Something was pulling her toward the water. All she wanted to do was beeline for the waves. The beach before them was empty except for a few bums sleeping in little huddled circles. Their bodies were splayed out at odd angles amidst candy wrappers and empty beer bottles. Sierra felt a familiar edginess creep over her.
“Oh, great, here we go,” Bennie was saying. “Can’t go nowhere in New York without some bum tryna get fifty cents off ya. I swear.”
One of the drunken slumberers had risen from the pack and was stumbling toward the boardwalk. He was wider than the others and lumbered with an unsteady gait. Sierra caught her breath as a scratchy, familiar-sounding voice blasted through her mind: Sierra!
Everyone squinted into the darkness.
“Who is that?” Bennie said.
Two other figures were standing now, walking toward them.
“I don’t know,” Sierra said. “But I don’t like it. Let’s get …”

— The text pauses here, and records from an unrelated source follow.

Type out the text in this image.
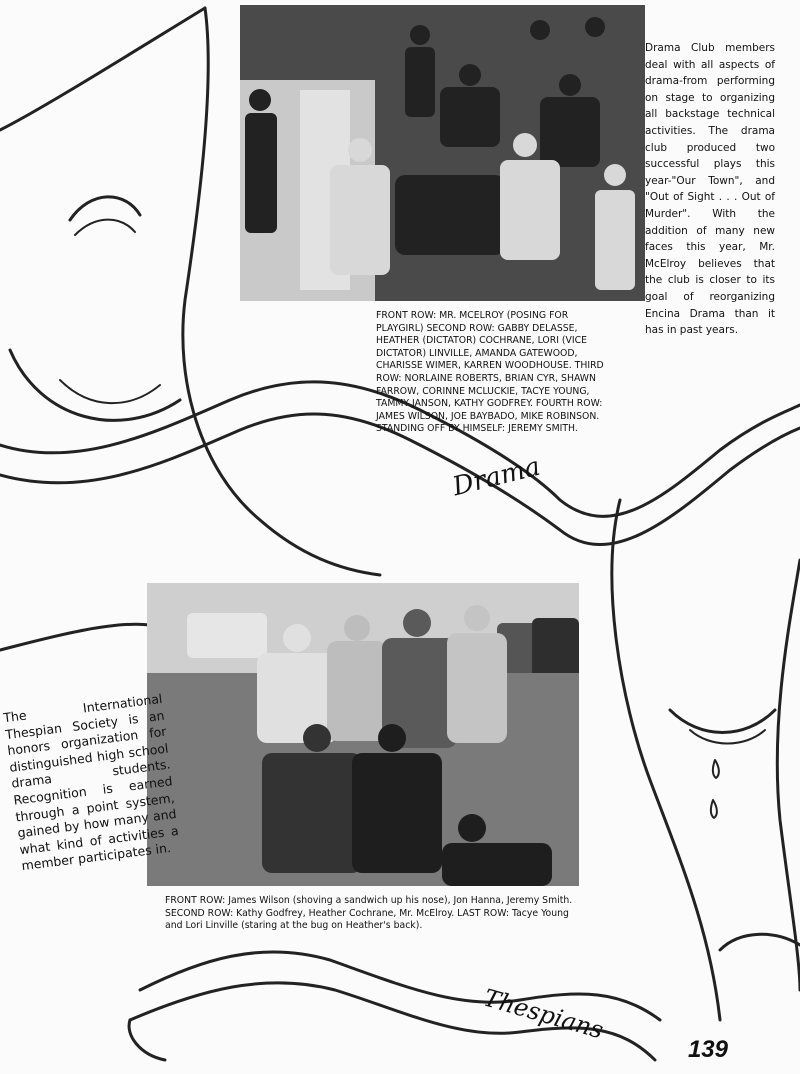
Drama Club members deal with all aspects of drama-from performing on stage to organizing all backstage technical activities. The drama club produced two successful plays this year-"Our Town", and "Out of Sight . . . Out of Murder". With the addition of many new faces this year, Mr. McElroy believes that the club is closer to its goal of reorganizing Encina Drama than it has in past years.
FRONT ROW: MR. MCELROY (POSING FOR PLAYGIRL) SECOND ROW: GABBY DELASSE, HEATHER (DICTATOR) COCHRANE, LORI (VICE DICTATOR) LINVILLE, AMANDA GATEWOOD, CHARISSE WIMER, KARREN WOODHOUSE. THIRD ROW: NORLAINE ROBERTS, BRIAN CYR, SHAWN FARROW, CORINNE MCLUCKIE, TACYE YOUNG, TAMMY JANSON, KATHY GODFREY. FOURTH ROW: JAMES WILSON, JOE BAYBADO, MIKE ROBINSON. STANDING OFF BY HIMSELF: JEREMY SMITH.
Drama
The International Thespian Society is an honors organization for distinguished high school drama students. Recognition is earned through a point system, gained by how many and what kind of activities a member participates in.
FRONT ROW: James Wilson (shoving a sandwich up his nose), Jon Hanna, Jeremy Smith. SECOND ROW: Kathy Godfrey, Heather Cochrane, Mr. McElroy. LAST ROW: Tacye Young and Lori Linville (staring at the bug on Heather's back).
Thespians
139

Sierra! Sierra! The raspy whisper kept burning through her thoughts. It was the throng haint, she was sure of it. She didn’t know where it was, but it was approaching fast.
She froze, transfixed by its beckoning.
Then Bennie screamed as the figures coming toward them broke into a run. Bennie and Tee shot down the boardwalk toward the Wonder Wheel. Juan grabbed Sierra and yanked her toward one of the shuttered-up fried-food stands.